Che lo sviluppo economico del Veneto non sia mai stato frutto di una pianificazione, bensì il risultato caotico della capacità e dell’audacia di migliaia di piccoli imprenditori, è cosa nota. Il Nordest manifatturiero è una macroregione che si organizzata da sé, in proprio, con uno spirito individualistico d’impresa fortissimo mai scalfito e convinto veramente dalla necessità di fare squadra o rete come si dice in gergo. Finora è andata bene, il Triveneto è pur sempre la “Cina italiana”, ma il post pandemia potrebbe cambiare alcuni scenari, e per restare leader tra le grandi aree industriali continentali dovrà probabilmente cambiare pelle.
E’ uno dei punti di riflessione emersi dal Rapporto 2020 della Fondazione Nordest, il think tank che ogni anno scandaglia le dinamiche micro e macro dell’economia nordestina. Già oggi qualche segnale d’allarme c’è, perché se è vero che le imprese che esportano hanno tenuto, e anzi molte hanno migliorato i loro bilanci, il Covid ha comunque dato una mazzata tremenda anche al Pil prodotto dalla “locomotiva d’Italia”. Il calo subito nel 2020 è vicino al 10 per cento (-9,3% per l’esattezza), con previsioni di recupero solo parziali nel 2021 (5,6%). Stando alle cifre che hanno in mano gli imprenditori nordestini, il 70% di chi fa impresa stima che il recupero dei valori pre-crisi sarà possibile solo nel 2022.
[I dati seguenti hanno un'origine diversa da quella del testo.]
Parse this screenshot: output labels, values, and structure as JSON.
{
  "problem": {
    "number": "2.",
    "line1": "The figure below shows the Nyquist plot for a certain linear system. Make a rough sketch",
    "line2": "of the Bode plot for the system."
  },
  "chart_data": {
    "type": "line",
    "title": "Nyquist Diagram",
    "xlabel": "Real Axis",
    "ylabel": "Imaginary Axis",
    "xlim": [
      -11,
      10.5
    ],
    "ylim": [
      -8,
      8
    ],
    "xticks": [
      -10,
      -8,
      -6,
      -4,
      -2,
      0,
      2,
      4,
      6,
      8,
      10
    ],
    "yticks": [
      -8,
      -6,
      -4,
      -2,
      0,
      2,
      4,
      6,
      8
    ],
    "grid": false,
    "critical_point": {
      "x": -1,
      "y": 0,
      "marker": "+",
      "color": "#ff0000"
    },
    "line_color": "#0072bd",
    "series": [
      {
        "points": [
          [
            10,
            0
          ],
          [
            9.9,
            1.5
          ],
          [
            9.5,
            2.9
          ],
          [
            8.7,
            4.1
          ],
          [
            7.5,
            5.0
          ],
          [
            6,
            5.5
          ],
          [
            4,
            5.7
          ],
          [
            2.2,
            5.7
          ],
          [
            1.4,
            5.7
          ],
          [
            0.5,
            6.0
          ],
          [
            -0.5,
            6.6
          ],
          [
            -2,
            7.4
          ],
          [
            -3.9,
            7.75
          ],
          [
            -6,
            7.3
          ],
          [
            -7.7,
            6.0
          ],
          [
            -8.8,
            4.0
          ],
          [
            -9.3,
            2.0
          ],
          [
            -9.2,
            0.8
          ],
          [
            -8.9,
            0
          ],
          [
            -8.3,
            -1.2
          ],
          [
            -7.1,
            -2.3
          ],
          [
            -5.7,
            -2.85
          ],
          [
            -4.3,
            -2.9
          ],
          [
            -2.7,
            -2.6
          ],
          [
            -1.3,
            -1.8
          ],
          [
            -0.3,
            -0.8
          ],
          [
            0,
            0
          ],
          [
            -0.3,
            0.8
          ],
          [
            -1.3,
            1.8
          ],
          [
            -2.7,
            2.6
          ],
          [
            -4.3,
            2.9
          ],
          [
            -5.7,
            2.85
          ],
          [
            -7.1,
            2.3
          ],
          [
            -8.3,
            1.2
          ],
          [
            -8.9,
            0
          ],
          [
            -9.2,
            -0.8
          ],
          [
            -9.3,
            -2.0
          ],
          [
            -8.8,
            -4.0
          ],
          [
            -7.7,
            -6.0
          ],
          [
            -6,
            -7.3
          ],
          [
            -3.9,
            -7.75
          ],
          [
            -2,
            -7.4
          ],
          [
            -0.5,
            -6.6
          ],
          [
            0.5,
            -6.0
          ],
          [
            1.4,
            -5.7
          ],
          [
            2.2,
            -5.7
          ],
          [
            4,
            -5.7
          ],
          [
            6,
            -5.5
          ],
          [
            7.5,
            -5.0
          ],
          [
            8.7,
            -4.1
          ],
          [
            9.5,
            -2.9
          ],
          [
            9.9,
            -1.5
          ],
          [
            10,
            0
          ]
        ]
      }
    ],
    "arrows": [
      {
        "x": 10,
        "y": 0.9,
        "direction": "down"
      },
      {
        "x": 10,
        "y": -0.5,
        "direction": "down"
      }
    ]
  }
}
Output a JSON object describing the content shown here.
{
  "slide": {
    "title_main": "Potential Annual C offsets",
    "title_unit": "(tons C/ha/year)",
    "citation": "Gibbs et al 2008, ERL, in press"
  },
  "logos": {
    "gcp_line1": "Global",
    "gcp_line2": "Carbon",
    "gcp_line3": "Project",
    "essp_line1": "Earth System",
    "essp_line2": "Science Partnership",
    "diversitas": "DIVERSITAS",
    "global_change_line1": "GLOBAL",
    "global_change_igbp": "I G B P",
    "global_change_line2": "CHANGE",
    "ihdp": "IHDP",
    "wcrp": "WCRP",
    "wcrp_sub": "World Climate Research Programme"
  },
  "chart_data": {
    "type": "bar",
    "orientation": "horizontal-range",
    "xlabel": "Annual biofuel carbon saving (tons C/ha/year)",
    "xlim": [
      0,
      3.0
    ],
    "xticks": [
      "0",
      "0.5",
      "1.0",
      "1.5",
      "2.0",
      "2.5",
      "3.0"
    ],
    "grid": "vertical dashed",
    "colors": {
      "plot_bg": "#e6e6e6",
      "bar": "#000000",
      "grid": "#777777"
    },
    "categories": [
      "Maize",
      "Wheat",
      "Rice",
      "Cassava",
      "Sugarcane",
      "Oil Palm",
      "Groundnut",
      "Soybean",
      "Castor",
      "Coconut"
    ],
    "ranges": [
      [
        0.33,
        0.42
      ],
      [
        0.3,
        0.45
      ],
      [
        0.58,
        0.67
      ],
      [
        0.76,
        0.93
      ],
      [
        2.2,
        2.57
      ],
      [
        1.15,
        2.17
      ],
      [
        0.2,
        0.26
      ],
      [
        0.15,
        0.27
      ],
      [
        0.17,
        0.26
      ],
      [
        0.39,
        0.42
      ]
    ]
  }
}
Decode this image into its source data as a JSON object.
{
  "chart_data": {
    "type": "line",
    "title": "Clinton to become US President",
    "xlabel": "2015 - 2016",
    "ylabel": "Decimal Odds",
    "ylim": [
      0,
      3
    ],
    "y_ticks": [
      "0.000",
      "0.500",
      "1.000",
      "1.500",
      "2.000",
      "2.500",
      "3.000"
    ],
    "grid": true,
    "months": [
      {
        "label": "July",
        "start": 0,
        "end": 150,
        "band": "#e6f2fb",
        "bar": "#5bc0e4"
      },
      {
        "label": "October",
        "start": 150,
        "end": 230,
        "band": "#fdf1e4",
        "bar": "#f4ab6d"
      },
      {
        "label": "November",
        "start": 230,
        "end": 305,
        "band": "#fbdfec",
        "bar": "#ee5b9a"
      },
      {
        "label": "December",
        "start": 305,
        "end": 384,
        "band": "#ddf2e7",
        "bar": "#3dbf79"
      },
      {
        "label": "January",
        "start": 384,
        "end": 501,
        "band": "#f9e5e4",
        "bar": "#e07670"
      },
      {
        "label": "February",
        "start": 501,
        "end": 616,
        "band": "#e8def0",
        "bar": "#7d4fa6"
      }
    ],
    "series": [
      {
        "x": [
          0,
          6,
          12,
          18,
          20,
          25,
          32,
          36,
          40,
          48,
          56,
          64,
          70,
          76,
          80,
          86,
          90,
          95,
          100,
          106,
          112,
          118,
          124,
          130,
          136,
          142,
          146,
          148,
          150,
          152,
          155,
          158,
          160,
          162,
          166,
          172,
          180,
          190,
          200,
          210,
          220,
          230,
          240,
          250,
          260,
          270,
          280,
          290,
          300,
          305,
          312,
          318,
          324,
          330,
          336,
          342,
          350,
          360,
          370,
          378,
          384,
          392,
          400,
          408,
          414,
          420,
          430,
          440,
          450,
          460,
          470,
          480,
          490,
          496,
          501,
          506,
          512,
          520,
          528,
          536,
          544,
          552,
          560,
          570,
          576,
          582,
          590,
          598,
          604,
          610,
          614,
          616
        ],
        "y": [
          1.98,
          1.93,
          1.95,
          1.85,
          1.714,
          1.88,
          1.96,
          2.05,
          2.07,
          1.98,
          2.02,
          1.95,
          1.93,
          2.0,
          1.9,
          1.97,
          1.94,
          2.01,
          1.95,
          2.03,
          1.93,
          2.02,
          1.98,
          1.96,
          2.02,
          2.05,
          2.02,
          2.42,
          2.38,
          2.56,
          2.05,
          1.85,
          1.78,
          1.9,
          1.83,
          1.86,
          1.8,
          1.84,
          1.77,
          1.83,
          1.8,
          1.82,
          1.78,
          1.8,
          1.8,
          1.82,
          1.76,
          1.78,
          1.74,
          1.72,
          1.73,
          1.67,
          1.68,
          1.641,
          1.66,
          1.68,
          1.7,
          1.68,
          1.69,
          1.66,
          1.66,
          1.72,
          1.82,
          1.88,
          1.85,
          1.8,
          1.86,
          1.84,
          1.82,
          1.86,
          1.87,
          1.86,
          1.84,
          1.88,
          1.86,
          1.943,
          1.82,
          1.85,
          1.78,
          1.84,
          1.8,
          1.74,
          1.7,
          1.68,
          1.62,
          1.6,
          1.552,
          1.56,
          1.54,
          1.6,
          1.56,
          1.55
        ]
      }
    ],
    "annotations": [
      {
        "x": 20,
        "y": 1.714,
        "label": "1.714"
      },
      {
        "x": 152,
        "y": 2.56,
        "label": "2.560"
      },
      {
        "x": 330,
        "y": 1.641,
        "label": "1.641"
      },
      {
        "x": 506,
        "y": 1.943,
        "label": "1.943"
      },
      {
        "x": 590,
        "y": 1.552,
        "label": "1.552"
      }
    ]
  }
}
Il futuro del Veneto industriale non è legato solo alla ripartenza della domanda mondiale, ma come spiegano i ricercatore della FNE sarà determinante capire come le imprese del Nordest sapranno mantenersi e rigenerarsi nelle nuove catene globali del valore. «La capacità di competere nella nuova fase di globalizzazione impone agli imprenditori di valutare criticamente le proprie catene globali di fornitura, mettendo in campo le azioni possibili per ridurre il rischio di blocchi produttivi in caso di crisi delle supply chain così come avvenuto con la pandemia», si legge nel report 2020.
Il ragionamento di fondo che emerge, oltre alle analisi puntuali sulle percentuali di un anno nefasto, è quello di “un’impresa Veneto” che per mantenere le sue tante leadership non potrà più affidarsi solo ai talenti dei singoli imprenditori ma dovrà mettere in cantiere un nuovo patto tra aziende, corpi intermedi, sistemi di formazione e istituzioni, per cavalcare la ripartenza. Lo sostiene anche Daniele Marini, sociologo dell’Università di Padova, forse il massimo conoscitore dei meccanismi che regolano, o meglio che “non” regolano”, l’economia nordestina. «Ci sarà una ripartenza “disordinata” con processi che si snoderanno a velocità diverse, una volta si sarebbe detto a geometrie variabili.
Siamo ancora dentro al tunnel della pandemia, ma le previsioni dicono che si imporranno scenari di cambiamento profondi per il Veneto. Il rischio è che questi territori “subiscano” la ripartenza al traino di altre aree. Mi spiego: l’”effervescenza individualistica” ha pagato con il boom e con le varie fasi di sviluppo dei decenni scorsi. Anche regioni avanzate come l’Emilia Romagna erano alle nostre spalle. Dopo un anno e mezzo di pandemia, con interi comparti distrutti, servono però progetti globali di sistema, o meglio di “ecosistema” del territorio. L’Emilia Romagna ha messo in piedi da anni un patto trasversale per lo sviluppo economico locale che non si fonda esclusivamente sulle imprese».
Intervistati a fine ottobre, quindi dentro alla seconda ondata che all’epoca si sperava fosse l’ultima, gli imprenditori veneti puntavano su cinque nuovi segmenti ad alto potenziale industriale: sanità, farmaceutico, logistica, digitale e alimentare. Per entrare, o rimanere ai vertici, delle filiere globali di questi mercati, i capi azienda del Nordest segnano come cruciali le competenze digitali (per il 30% degli intervistati), accanto ad alcune competenze trasversali, come saper gestire situazioni e problemi imprevisti (43,7%), farsi carico di attività nuove e sfidanti (43,7%), l’autonomia (40,9%).
«Per l’industria, per il terziario e il commercio, per il turismo, ci sarà l’obbligo di competere all’interno di filiere intersettoriali non più solo locali e sempre più complesse. Potrei sbagliarmi – conclude Marini – ma è arrivato anche in Veneto il momento di cambiare mentalità, da quella del “paron che fasso tutto mi” all’idea di condivisione, collaborazione, cooperazione con i tanti corpi intermedi e le istituzioni che producono “capitale sociale” nelle nostre comunità territoriali».